My former life partner Nancy used to accuse me of finding myself more hilarious than I found anyone else, and this was indisputably a case of exactly that.
The other evening, there was a programme on Channel 5 about recent goings-on in the world of entertainment. The pretty young woman half of the female-male hosting team said that it appeared the such-and-such young actress had been cast to portray the young Charlotte in the apparently forthcoming SATC prequel, whereupon the otherwise obliging and chirpy male host proclaimed, “I’m really not bothered,” which is Brit for, “I don’t care.” In so doing, he endeared himself to me a treat, as I have long believed SATC to be God’s way of punishing the straight world for centuries of persecution of their gay neighbours and siblings.

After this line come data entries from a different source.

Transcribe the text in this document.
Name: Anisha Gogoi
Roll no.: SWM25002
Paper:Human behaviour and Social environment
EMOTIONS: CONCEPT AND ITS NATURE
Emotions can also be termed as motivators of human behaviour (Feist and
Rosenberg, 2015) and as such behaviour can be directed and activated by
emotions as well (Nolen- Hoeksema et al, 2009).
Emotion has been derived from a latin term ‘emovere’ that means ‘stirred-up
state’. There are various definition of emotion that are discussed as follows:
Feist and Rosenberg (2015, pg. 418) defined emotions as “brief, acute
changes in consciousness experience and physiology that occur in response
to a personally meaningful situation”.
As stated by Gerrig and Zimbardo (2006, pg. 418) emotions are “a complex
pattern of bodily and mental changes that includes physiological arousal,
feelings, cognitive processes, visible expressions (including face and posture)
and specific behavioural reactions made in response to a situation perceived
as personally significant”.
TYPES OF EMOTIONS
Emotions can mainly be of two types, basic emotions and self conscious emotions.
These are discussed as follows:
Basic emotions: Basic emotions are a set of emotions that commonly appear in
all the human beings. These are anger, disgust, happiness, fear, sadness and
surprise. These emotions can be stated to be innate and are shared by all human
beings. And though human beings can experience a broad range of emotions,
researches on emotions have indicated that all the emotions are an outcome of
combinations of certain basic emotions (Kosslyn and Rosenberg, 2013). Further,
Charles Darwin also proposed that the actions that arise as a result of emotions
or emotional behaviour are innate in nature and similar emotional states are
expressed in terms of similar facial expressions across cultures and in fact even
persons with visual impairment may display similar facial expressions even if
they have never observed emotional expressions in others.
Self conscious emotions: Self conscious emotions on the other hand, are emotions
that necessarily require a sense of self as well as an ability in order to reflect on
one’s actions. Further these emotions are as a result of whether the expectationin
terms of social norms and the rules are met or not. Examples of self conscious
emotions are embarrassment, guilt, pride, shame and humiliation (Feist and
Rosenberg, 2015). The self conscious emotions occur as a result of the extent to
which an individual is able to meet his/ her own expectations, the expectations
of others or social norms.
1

Recasting 'The Human Centipede'


Last night Claire declared herself unable to be bothered (that is, disinclined) to get sufficiently tarted up to go observe whatever cover band was playing at the Red Lion in the picturesque town centre, this in spite of having so enjoyed Herne Bay’s Eyelash Guilt, with its very bouncy girl singer and bruising drummer, two weeks before. Instead, we watched the remarkable Dutch film The Human Centipede (First Sequence), she for the second time, because the British Board of Film Classification, which doesn’t ban very many films, has banned the sequel, The Human Centipede (The Final Sequence) for being “sexually violent and potentially obscene”.

I can’t say I hugely enjoyed First Sequence, in which a fiendish German surgeon, overplayed with all his might by one Dieter Laser, presumably the namesake of the celebrated beam, surgically attaches a vituperative Japanese dude and two horrid young American women to one another, mouth to anus, with the Japanese dude in front, and thus able to to keep bellowing subtitled imprecations.
I think it was largely a casting problem for me. Had it been George Bush, Dick Cheney, and any number of others of that ilk (Karl Rove, Donald Rumsfeld, Rush Limbaugh, Roger Ailes) sewn together, I think I might have enjoyed the film in spite of myself, especially if Rove, Rumsfeld, or Rush were in the lead position.

I am not a vengeful person. I am not a vengeful person. I am not a vengeful person. 

On the other end of the spectrum, I derive considerable pleasure from the series Come Dine With Me, on which four or five perfect strangers cook for and host each other on successive nights, with he or she whose food and personality have most charmed the others winning £1000. The best thing about the show is announcer Dave Lamb’s laceratingly sarcastic remarks about the contestants’ preparations and impressions of their co-competitors. A real taker-of-the–piss, our Dave, who leaves no pretention unridiculed. I also love how at least a couple of the contestants invariably come, over the course of four or five evenings, to detest each another. 

I am reminded, watching CDWM, of another linguistic eccentricity of the British, who, when they really like food, describe it not as delicious, delectable, or scrumptious, but gorgeous, blithely depriving themselves of a perfectly useful term of endorsement for the vittles’ appearance.